Dougherty devises post-rut strategies that, with a little cooperation from Mother Nature, can result in filled buck tags in a matter of a couple days.

“If you have the ability to work with a piece of ground, the thinking game and the strategy begins once we get through that whole rut mess,” he said. “When we get to this late season period of time-this whole strategy session and designing the mousetrap of the property and strategic hunting of the piece and pressuring and non-pressuring areas—all this stuff can come together and start to almost put the deer where you want them to be.”

Switching Gears Dougherty recognizes three limiting factors to consider when targeting bucks in the late season.

First, he says it’s important to know where other hunters are. You can play off that information to control pressure as much as possible.

The physical condition of the deer in your area will also influence your strategy. Worn-down bucks that are beaten up by the grueling rut marathon will behave much differently than bucks that are still fat, happy, and healthy come late season.

But Dougherty says the biggest factor is weather. Cold temperatures that burn calories and force bucks out of hiding to feed where they’ll be exposed are critical to late-season success.

Perfect Storm Dougherty says conditions that beat you up in the tree will also give you the best odds of tagging a rut-worn buck. Temperatures 10 degrees below normal, blustery winds, and significant snowfall can trigger a major feeding event and push bucks out of bed before dark. During this type of weather window, Dougherty says you can cautiously chip away at the corners of a field or food source where deer will keep coming because they have to.
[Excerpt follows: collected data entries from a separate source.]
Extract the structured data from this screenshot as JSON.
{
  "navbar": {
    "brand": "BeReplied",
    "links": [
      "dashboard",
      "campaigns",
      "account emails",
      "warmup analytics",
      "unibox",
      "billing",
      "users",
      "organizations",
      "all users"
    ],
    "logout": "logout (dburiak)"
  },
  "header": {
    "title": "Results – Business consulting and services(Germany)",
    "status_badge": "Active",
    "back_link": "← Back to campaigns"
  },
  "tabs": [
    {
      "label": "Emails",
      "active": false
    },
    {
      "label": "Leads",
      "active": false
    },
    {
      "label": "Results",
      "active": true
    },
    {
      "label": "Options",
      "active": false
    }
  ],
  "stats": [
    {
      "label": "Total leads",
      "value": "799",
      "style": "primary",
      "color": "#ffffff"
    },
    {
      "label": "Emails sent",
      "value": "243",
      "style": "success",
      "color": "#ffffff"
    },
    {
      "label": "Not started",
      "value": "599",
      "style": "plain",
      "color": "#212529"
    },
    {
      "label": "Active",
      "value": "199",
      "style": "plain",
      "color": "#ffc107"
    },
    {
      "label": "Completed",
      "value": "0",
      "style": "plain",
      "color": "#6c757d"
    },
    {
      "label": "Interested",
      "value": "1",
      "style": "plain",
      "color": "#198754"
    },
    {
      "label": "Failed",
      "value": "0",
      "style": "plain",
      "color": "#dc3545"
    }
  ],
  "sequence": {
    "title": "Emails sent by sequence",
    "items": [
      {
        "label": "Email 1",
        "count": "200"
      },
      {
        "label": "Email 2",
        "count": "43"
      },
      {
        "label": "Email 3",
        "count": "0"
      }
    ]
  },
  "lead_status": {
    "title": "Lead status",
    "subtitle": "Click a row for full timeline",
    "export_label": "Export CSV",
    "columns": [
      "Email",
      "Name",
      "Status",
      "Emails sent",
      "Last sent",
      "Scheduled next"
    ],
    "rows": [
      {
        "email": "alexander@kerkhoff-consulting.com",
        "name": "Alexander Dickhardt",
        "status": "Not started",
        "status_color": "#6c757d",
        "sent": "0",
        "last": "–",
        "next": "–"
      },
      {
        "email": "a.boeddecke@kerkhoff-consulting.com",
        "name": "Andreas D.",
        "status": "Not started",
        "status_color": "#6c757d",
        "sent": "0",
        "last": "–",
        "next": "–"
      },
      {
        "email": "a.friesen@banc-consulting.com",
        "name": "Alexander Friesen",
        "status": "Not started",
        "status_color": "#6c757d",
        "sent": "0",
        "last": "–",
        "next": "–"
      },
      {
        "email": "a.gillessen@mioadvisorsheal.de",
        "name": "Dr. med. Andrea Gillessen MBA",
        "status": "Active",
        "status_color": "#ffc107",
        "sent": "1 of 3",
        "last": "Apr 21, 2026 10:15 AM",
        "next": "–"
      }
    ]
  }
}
But if you’re facing above-average temps and healthy deer in the late season, Dougherty says hunt frequency shouldn’t exceed two days on then seven days off, even on properties in the 1,000-acre range. You should also limit morning hunting pressure and stick to evening hunts on the coolest days in the forecast.

Food Sources & Deerscaping If you’re hunting a property where you don’t have control over the food plots or crops, Dougherty recommends looking for natural vegetation such as thick pockets of brush and weedy, grassy fields filled with shrubs. These spots typically don’t see a lot of hunter pressure. And even after they begin to dwindle following the first frost, they’re still a better bet than hunting in the woods—unless those woods are filled with acorns, the “magic bean of the deer world.”

If you’re hunting ag land or food plots, however, winter wheat, clover, and brassicas perform well when the weather is warmer than average. But once the ground freezes, Dougherty shifts to dried soybeans followed by standing corn and turnips in the late season.

For hunters who have the ability to plant plots, Dougherty suggests laying down a little bit of everything so you’re not sunk if the weather turns one way or the other. He also says wind should be the key consideration when choosing what to plant and where based on the time of year.

Drone Strike While it’s tempting to spend every minute on stand when you’re down to the wire, Dougherty recommends erring on the side of caution, collecting data via cellular trail cams and observation sits, and then striking when the moment’s right. He warns that being too aggressive and bumping a mature buck from his bedroom after the breeding season could change his pattern and even push him onto a neighboring property.

“Unless I have good intel that tells me go to the core, go to that perfect little inside corner and hunt the food plot, unless there’s something that’s compelling me to go there with camera data or something else that I’ve seen, I’m hunting the fringe, observing from as far away as I can, just hunting to kind of keep track of things,” he said. “But I’m not going right in there unless I have a good idea that I’ve stacked the deck as much in my favor as possible.”

Once he knows a shooter buck is showing up to a food source within an hour of dark four days of the week, Dougherty will move in. But if he commits the cardinal sin of putting too much pressure on that prime location, he’ll back off to give deer a sense of security before returning.

“Sometimes the best hunting strategy for this late time of year is just to leave them alone and wait and capitalize on one or two days when it’s right,” he said.

Dougherty says if you’re hunting private land and truly want to cultivate world-class deer, you might even want to pass up a borderline buck for next year.

“It’s a long chess match and it doesn’t have to necessarily end at the conclusion of the season.”